Karena hal tersebut lah, ustadz muda asal Tanjung Jabung Timur, Ustadz Angga Ade Saputra berupaya memperkenalkan kembali ulama-ulama khususnya ulama Jambi kepada masyarakat umum agar tidak melupakan peran besar ulama.
"Karena itu saya ingin mengatakan, tidak hanya penting jas merah yaitu jangan sekali-kali melupakan sejarah, tapi penting pula jas hijau, yaitu jangan sekali-kali hilangkan jasa ulama," ungkapnya, Kamis (26/5/2022).
Nama lengkapnya Angga Ade Saputra, ustadz muda asal Tanjung Jabung Timur, Jambi ini telah mengoleksi sekitar 50 kitab karya ulama Jambi. Sebagian besar karya tersebut ditulis dalam bahasa Arab dan Arab melayu. Ia mengaku mengoleksi karya tersebut guna mencari barokah dan sebagai cara santri dalam menghormati ulama.
Alumnus Pondok Modern Darussalam Gontor ini mengaku awal mulai tertarik mengoleksi kitab-kitab karya ulama Jambi karena seringnya mendengar kitab-kitab ulama nusantara, namun sangat jarang sekali mendengar buah tangan ulama asal Jambi yang membuat ia bertekad untuk menggali lebih dalam kitab-kitab ulama Jambi. Inilah awal ia memutuskan untuk menelusuri dan mengumpulkan kitab-kitab karya ulama Jambi yang saat ini terkumpul sekitar 50 kitab.

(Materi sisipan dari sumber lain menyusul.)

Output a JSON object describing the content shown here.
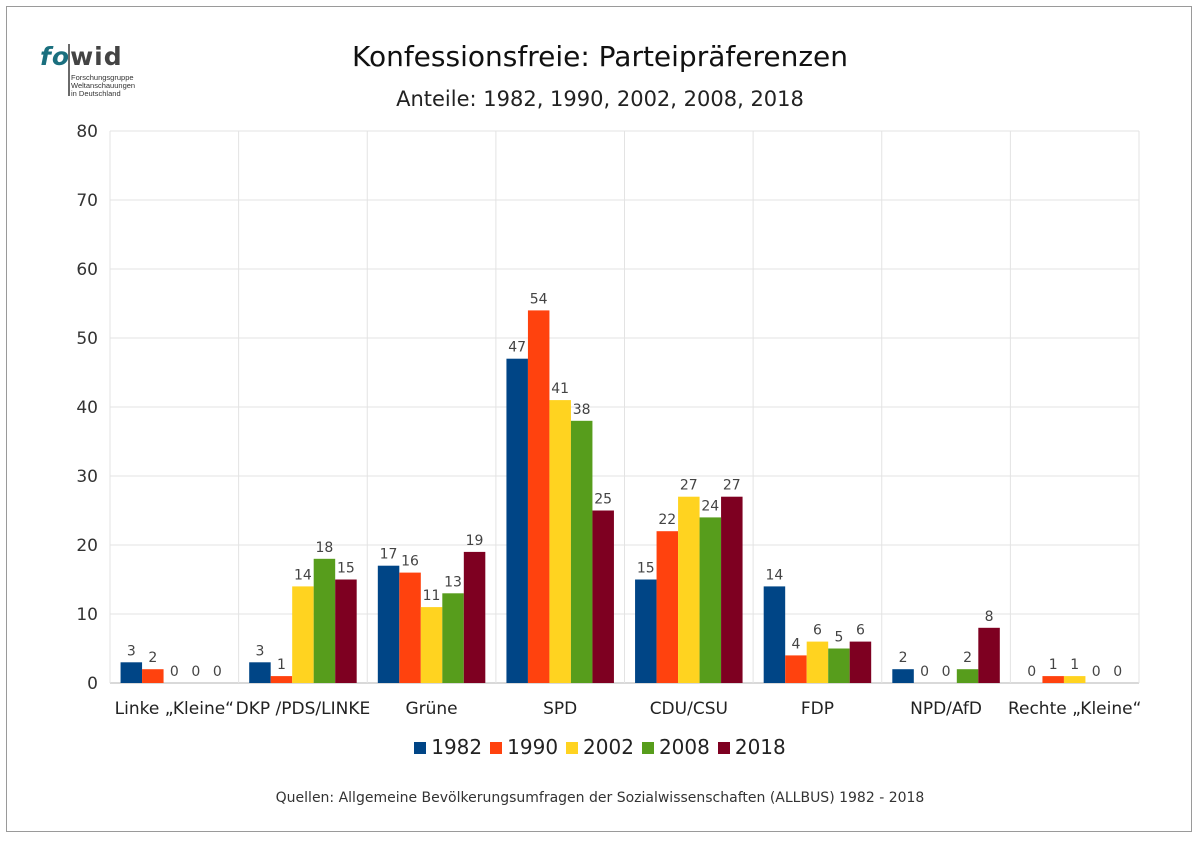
{
  "logo": {
    "word_a": "fo",
    "word_b": "wid",
    "sub_lines": [
      "Forschungsgruppe",
      "Weltanschauungen",
      "in Deutschland"
    ]
  },
  "header": {
    "title": "Konfessionsfreie: Parteipräferenzen",
    "subtitle": "Anteile: 1982, 1990, 2002, 2008, 2018"
  },
  "footer": {
    "source": "Quellen: Allgemeine Bevölkerungsumfragen der Sozialwissenschaften (ALLBUS) 1982 - 2018"
  },
  "chart_data": {
    "type": "bar",
    "title": "Konfessionsfreie: Parteipräferenzen",
    "subtitle": "Anteile: 1982, 1990, 2002, 2008, 2018",
    "categories": [
      "Linke „Kleine“",
      "DKP /PDS/LINKE",
      "Grüne",
      "SPD",
      "CDU/CSU",
      "FDP",
      "NPD/AfD",
      "Rechte „Kleine“"
    ],
    "series": [
      {
        "name": "1982",
        "color": "#004586",
        "values": [
          3,
          3,
          17,
          47,
          15,
          14,
          2,
          0
        ]
      },
      {
        "name": "1990",
        "color": "#ff420e",
        "values": [
          2,
          1,
          16,
          54,
          22,
          4,
          0,
          1
        ]
      },
      {
        "name": "2002",
        "color": "#ffd320",
        "values": [
          0,
          14,
          11,
          41,
          27,
          6,
          0,
          1
        ]
      },
      {
        "name": "2008",
        "color": "#579d1c",
        "values": [
          0,
          18,
          13,
          38,
          24,
          5,
          2,
          0
        ]
      },
      {
        "name": "2018",
        "color": "#7e0021",
        "values": [
          0,
          15,
          19,
          25,
          27,
          6,
          8,
          0
        ]
      }
    ],
    "xlabel": "",
    "ylabel": "",
    "ylim": [
      0,
      80
    ],
    "yticks": [
      0,
      10,
      20,
      30,
      40,
      50,
      60,
      70,
      80
    ],
    "grid": true,
    "legend_position": "bottom"
  }
}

Semenjak mulai mengumpulkan kitab-kitab buah tangan ulama Jambi sekitar 1 tahun yang lalu, ustadz muda berusia 22 tahun ini semakin hari semakin tertarik dengan penemuannya ini. Ia mengumpulkan kitab-kitab tersebut mulai dengan cara menyalin dalam bentuk hard file (cetakan) maupun soft file (dokumen) menggunakan alat seadanya kepada orang atau lembaga yang memilikinya, sebagian lain didapat dengan cara membeli dengan dana pribadi, ada pula yang didapat dari hibah kenalan atau temannya.
“Paling jauh saya membeli dari Malaysia, karena sejauh pengamatan saya banyak kitab-kitab karangan ulama Jambi yang tidak dapat lagi ditemukan di Jambi bahkan di Indonesia, namun masih diterbitkan ulang di negara luar termasuk Malaysia,” terang ustadz muda yang juga pernah nyantri di beberapa pondok pesantren diantaranya Pondok Pesantren Darul Arifin Jambi, Pondok Pesantren HPAIC Merapi Yogyakarta, dan Pondok Pesantren Al-Mumtaza Batang ini.

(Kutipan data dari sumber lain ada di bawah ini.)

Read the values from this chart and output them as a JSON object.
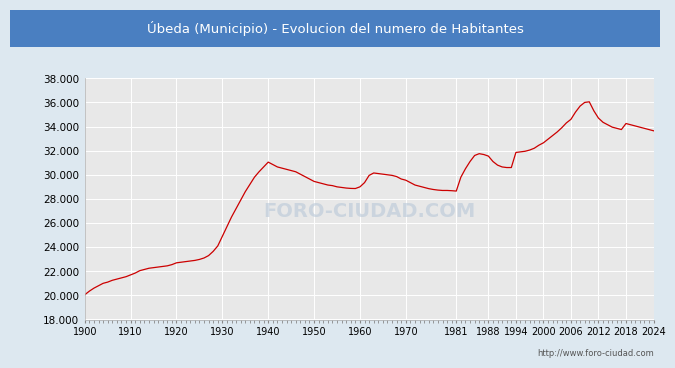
{
  "title": "Úbeda (Municipio) - Evolucion del numero de Habitantes",
  "title_bg_color": "#4a7fc1",
  "title_text_color": "#ffffff",
  "line_color": "#cc0000",
  "outer_bg_color": "#dde8f0",
  "plot_bg_color": "#e8e8e8",
  "grid_color": "#ffffff",
  "footer_text": "http://www.foro-ciudad.com",
  "watermark": "FORO-CIUDAD.COM",
  "ylim": [
    18000,
    38000
  ],
  "ytick_step": 2000,
  "xticks": [
    1900,
    1910,
    1920,
    1930,
    1940,
    1950,
    1960,
    1970,
    1981,
    1988,
    1994,
    2000,
    2006,
    2012,
    2018,
    2024
  ],
  "data": [
    [
      1900,
      20050
    ],
    [
      1901,
      20350
    ],
    [
      1902,
      20600
    ],
    [
      1903,
      20800
    ],
    [
      1904,
      21000
    ],
    [
      1905,
      21100
    ],
    [
      1906,
      21250
    ],
    [
      1907,
      21350
    ],
    [
      1908,
      21450
    ],
    [
      1909,
      21550
    ],
    [
      1910,
      21700
    ],
    [
      1911,
      21850
    ],
    [
      1912,
      22050
    ],
    [
      1913,
      22150
    ],
    [
      1914,
      22250
    ],
    [
      1915,
      22300
    ],
    [
      1916,
      22350
    ],
    [
      1917,
      22400
    ],
    [
      1918,
      22450
    ],
    [
      1919,
      22550
    ],
    [
      1920,
      22700
    ],
    [
      1921,
      22750
    ],
    [
      1922,
      22800
    ],
    [
      1923,
      22850
    ],
    [
      1924,
      22900
    ],
    [
      1925,
      22980
    ],
    [
      1926,
      23100
    ],
    [
      1927,
      23300
    ],
    [
      1928,
      23650
    ],
    [
      1929,
      24100
    ],
    [
      1930,
      24900
    ],
    [
      1931,
      25700
    ],
    [
      1932,
      26500
    ],
    [
      1933,
      27200
    ],
    [
      1934,
      27900
    ],
    [
      1935,
      28600
    ],
    [
      1936,
      29200
    ],
    [
      1937,
      29800
    ],
    [
      1938,
      30250
    ],
    [
      1939,
      30650
    ],
    [
      1940,
      31050
    ],
    [
      1941,
      30850
    ],
    [
      1942,
      30650
    ],
    [
      1943,
      30550
    ],
    [
      1944,
      30450
    ],
    [
      1945,
      30350
    ],
    [
      1946,
      30250
    ],
    [
      1947,
      30050
    ],
    [
      1948,
      29850
    ],
    [
      1949,
      29650
    ],
    [
      1950,
      29450
    ],
    [
      1951,
      29350
    ],
    [
      1952,
      29250
    ],
    [
      1953,
      29150
    ],
    [
      1954,
      29100
    ],
    [
      1955,
      29000
    ],
    [
      1956,
      28950
    ],
    [
      1957,
      28900
    ],
    [
      1958,
      28870
    ],
    [
      1959,
      28860
    ],
    [
      1960,
      29000
    ],
    [
      1961,
      29350
    ],
    [
      1962,
      29950
    ],
    [
      1963,
      30150
    ],
    [
      1964,
      30100
    ],
    [
      1965,
      30050
    ],
    [
      1966,
      30000
    ],
    [
      1967,
      29950
    ],
    [
      1968,
      29850
    ],
    [
      1969,
      29650
    ],
    [
      1970,
      29550
    ],
    [
      1971,
      29350
    ],
    [
      1972,
      29150
    ],
    [
      1973,
      29050
    ],
    [
      1974,
      28950
    ],
    [
      1975,
      28850
    ],
    [
      1976,
      28780
    ],
    [
      1977,
      28730
    ],
    [
      1978,
      28700
    ],
    [
      1979,
      28700
    ],
    [
      1980,
      28680
    ],
    [
      1981,
      28650
    ],
    [
      1982,
      29800
    ],
    [
      1983,
      30500
    ],
    [
      1984,
      31100
    ],
    [
      1985,
      31600
    ],
    [
      1986,
      31750
    ],
    [
      1987,
      31680
    ],
    [
      1988,
      31550
    ],
    [
      1989,
      31100
    ],
    [
      1990,
      30800
    ],
    [
      1991,
      30650
    ],
    [
      1992,
      30600
    ],
    [
      1993,
      30600
    ],
    [
      1994,
      31850
    ],
    [
      1995,
      31900
    ],
    [
      1996,
      31950
    ],
    [
      1997,
      32050
    ],
    [
      1998,
      32200
    ],
    [
      1999,
      32450
    ],
    [
      2000,
      32650
    ],
    [
      2001,
      32950
    ],
    [
      2002,
      33250
    ],
    [
      2003,
      33550
    ],
    [
      2004,
      33900
    ],
    [
      2005,
      34300
    ],
    [
      2006,
      34600
    ],
    [
      2007,
      35200
    ],
    [
      2008,
      35700
    ],
    [
      2009,
      36000
    ],
    [
      2010,
      36050
    ],
    [
      2011,
      35300
    ],
    [
      2012,
      34700
    ],
    [
      2013,
      34350
    ],
    [
      2014,
      34150
    ],
    [
      2015,
      33950
    ],
    [
      2016,
      33850
    ],
    [
      2017,
      33750
    ],
    [
      2018,
      34250
    ],
    [
      2019,
      34150
    ],
    [
      2020,
      34050
    ],
    [
      2021,
      33950
    ],
    [
      2022,
      33850
    ],
    [
      2023,
      33750
    ],
    [
      2024,
      33650
    ]
  ]
}
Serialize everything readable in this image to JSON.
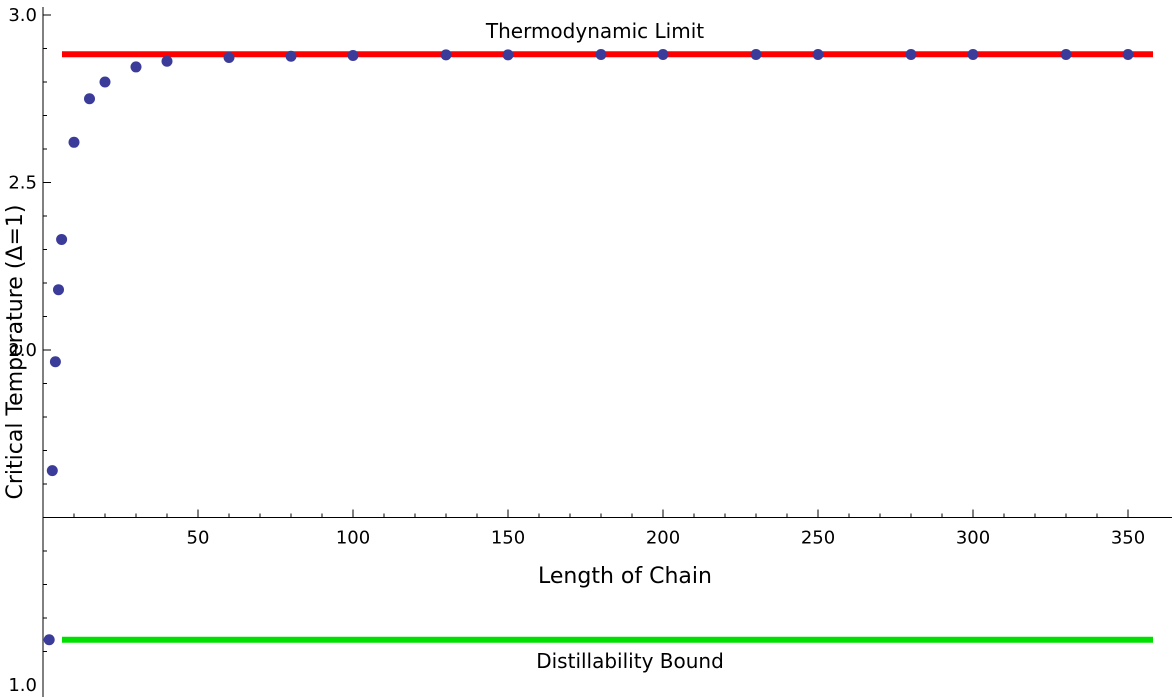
{
  "chart_data": {
    "type": "scatter",
    "title": "",
    "xlabel": "Length of Chain",
    "ylabel": "Critical Temperature (Δ=1)",
    "xlim": [
      0,
      352
    ],
    "ylim": [
      1.0,
      3.0
    ],
    "x_ticks": [
      50,
      100,
      150,
      200,
      250,
      300,
      350
    ],
    "x_tick_labels": [
      "50",
      "100",
      "150",
      "200",
      "250",
      "300",
      "350"
    ],
    "y_ticks": [
      1.0,
      2.0,
      2.5,
      3.0
    ],
    "y_tick_labels": [
      "1.0",
      "2.0",
      "2.5",
      "3.0"
    ],
    "grid": false,
    "points": [
      {
        "x": 2,
        "y": 1.135
      },
      {
        "x": 3,
        "y": 1.64
      },
      {
        "x": 4,
        "y": 1.965
      },
      {
        "x": 5,
        "y": 2.18
      },
      {
        "x": 6,
        "y": 2.33
      },
      {
        "x": 10,
        "y": 2.62
      },
      {
        "x": 15,
        "y": 2.75
      },
      {
        "x": 20,
        "y": 2.8
      },
      {
        "x": 30,
        "y": 2.845
      },
      {
        "x": 40,
        "y": 2.862
      },
      {
        "x": 60,
        "y": 2.873
      },
      {
        "x": 80,
        "y": 2.877
      },
      {
        "x": 100,
        "y": 2.879
      },
      {
        "x": 130,
        "y": 2.881
      },
      {
        "x": 150,
        "y": 2.881
      },
      {
        "x": 180,
        "y": 2.882
      },
      {
        "x": 200,
        "y": 2.882
      },
      {
        "x": 230,
        "y": 2.882
      },
      {
        "x": 250,
        "y": 2.882
      },
      {
        "x": 280,
        "y": 2.882
      },
      {
        "x": 300,
        "y": 2.882
      },
      {
        "x": 330,
        "y": 2.882
      },
      {
        "x": 350,
        "y": 2.882
      }
    ],
    "point_color": "#3b3b9a",
    "reference_lines": [
      {
        "label": "Thermodynamic Limit",
        "y": 2.883,
        "color": "#ff0000"
      },
      {
        "label": "Distillability Bound",
        "y": 1.135,
        "color": "#00e000"
      }
    ],
    "x_axis_at_y": 1.5
  }
}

Selain mengoleksi kitab-kitab ulama Jambi, ia juga aktif menuliskan biografi-biografi ulama Jambi di akun facebooknya (Angga Ade Saputra) dengan harapan masyarakat tahu betapa berharganya dan luar biasanya ulama-ulama kita dahulu dan juga agar ulama-ulama Jambi bisa lebih dikenal dikalangan masyarakat umum Indonesia bahkan dunia insyaAllah, demikian ungkap Mahasiswa STIES Al-Mujaddid dan STAI Jarinabi ini.
“Ke depannya, saya ingin punya pondok pesantren dengan kitab-kitab karya ulama Jambi yang dikaji,” pungkasnya.
MasyaAllah demikian ulasan singkat tentang Ustadz Angga Ade Saputra, semoga Allah mudahkan semua hajat dan niat baik kita hari ini dan seterusnya, Aamien yaa Arhamarraahimiin.